I came across this story today. It’s based on an article written by Professor David Bender – a nutritional biochemist. His article, which appeared in the journal The Biologist, apparently debunks detoxification regimes. They’re worthless and unscientific, apparently. The body, we’re assured, already has efficient detox systems (including the liver) that efficiently eliminates toxins and keeps us from harm.
But hang on a moment, if the body’s detox system is to brilliant, how come a few thousand milligrams of paracetamol can lead to liver failure and death? Let’s see how far our liver gets us if we decide to down a bottle of antifreeze? How come poisons are called ‘poisons’?
Let’s try a foodstuff, and an example that I think even Professor David Bender would have difficulty dismissing out-of-hand – alcohol. Drink enough alcohol, regularly enough, and it can damage the liver. As a result, the liver can fail to do its job properly, which can lead to the build-up of potentially toxic substances that effectively ‘poison’ the body. Liver failure due to alcohol can kill, too. There’s nothing contentious about any of this, in that all this is utterly accepted by the medical profession.
People like Professor Bender appear to be keen to remind us that our natural detox systems work perfectly well, thank you very much, and will always keep us from harm. But that clearly is not true in in the case of, say, paracetamol and alcohol. He and others may rationalise this on the basis that paracetamol and alcohol are known toxins, while the ones referred to by natural therapists and purveyors of detox regimes are not defined.
I accept this might be true, but common sense dictates that our diet and even the air we breath may introduce substances into the body that have toxic potential. They may not be so well -known or well-recognised, but are well really saying these things have NO potential to harm health and wellbeing?

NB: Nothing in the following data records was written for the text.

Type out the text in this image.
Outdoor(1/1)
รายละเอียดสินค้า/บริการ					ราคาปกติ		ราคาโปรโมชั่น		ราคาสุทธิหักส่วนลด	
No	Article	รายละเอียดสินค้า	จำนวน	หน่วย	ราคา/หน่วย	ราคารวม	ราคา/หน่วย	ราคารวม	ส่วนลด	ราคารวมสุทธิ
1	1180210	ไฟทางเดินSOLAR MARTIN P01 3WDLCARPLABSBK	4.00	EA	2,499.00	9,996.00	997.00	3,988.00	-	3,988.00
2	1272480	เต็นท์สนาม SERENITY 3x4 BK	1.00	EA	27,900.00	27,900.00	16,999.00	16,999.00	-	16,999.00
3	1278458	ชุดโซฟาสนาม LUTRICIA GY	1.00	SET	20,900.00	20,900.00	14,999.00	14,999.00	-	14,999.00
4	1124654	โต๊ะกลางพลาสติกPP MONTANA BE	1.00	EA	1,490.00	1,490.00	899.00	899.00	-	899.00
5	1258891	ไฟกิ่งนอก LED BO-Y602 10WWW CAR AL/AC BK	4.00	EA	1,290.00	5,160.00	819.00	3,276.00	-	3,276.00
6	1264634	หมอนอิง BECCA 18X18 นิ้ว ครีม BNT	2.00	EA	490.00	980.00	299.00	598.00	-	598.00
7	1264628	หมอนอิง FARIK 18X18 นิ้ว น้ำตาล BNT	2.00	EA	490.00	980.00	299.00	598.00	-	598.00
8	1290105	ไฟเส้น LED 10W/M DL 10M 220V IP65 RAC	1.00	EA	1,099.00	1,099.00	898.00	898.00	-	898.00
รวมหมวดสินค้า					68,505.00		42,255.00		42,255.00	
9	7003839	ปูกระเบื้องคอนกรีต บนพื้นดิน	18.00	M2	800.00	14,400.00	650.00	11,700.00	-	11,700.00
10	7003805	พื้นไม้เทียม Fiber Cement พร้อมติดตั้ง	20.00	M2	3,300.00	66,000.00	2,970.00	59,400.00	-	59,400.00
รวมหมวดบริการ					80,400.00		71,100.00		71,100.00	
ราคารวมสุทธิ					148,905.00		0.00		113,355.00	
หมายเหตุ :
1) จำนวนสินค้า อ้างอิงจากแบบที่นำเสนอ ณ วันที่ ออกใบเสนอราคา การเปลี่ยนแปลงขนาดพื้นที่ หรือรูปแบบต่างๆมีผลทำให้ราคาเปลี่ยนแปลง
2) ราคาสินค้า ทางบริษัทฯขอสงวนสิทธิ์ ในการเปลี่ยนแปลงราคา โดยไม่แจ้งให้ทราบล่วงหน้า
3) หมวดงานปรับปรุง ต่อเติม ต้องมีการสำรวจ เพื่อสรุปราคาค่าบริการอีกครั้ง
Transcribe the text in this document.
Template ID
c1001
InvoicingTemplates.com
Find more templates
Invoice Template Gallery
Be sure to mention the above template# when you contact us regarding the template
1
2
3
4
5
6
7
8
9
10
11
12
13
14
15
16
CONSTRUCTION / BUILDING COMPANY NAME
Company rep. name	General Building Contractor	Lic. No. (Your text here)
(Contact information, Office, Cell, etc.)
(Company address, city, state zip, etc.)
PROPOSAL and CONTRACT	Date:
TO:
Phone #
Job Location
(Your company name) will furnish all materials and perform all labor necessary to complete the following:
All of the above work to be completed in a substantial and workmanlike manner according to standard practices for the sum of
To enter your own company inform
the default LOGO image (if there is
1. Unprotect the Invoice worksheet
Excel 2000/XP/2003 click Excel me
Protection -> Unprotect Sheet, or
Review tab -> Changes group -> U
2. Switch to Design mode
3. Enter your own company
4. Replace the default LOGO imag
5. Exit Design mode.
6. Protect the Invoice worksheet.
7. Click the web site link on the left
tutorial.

Is there no possibility that these things might overwhelm the body’s detox capabilities just a bit, and therefore harm the body? And is it not possible that ‘cleaning up the diet’, ensuring better hydration and perhaps supporting the liver with some nutrients might help the body reduce the toxic load and enhance health and wellbeing? In my mind these are rhetorical questions.
I know that many doctors and researchers like to dismiss the concept of ‘detox’ but actually this practice is entrenched in conventional medicine. For example, when someone is suffering from paracetamol overdose they are usually treated with agent that reduces the toxicity of a breakdown product of paracetamol. That agent is N-acetylcysteine – a nutritional agent.
Some will claim that the difference is that the use of N-acetylcysteine in paracetamol toxicity is tried and tested, and that ‘detox’ products and regimes is not. This might be true, but that does not automatically invalidate detox regimes and products? Many people like Professor Bender make the mistake of dismissing something that has not been subjected to formal study. It is fair to say in such situations that there is no scientific evidence for something’s purported benefits. However, to conclude from this that this proves it has no benefits is actually very unscientific indeed.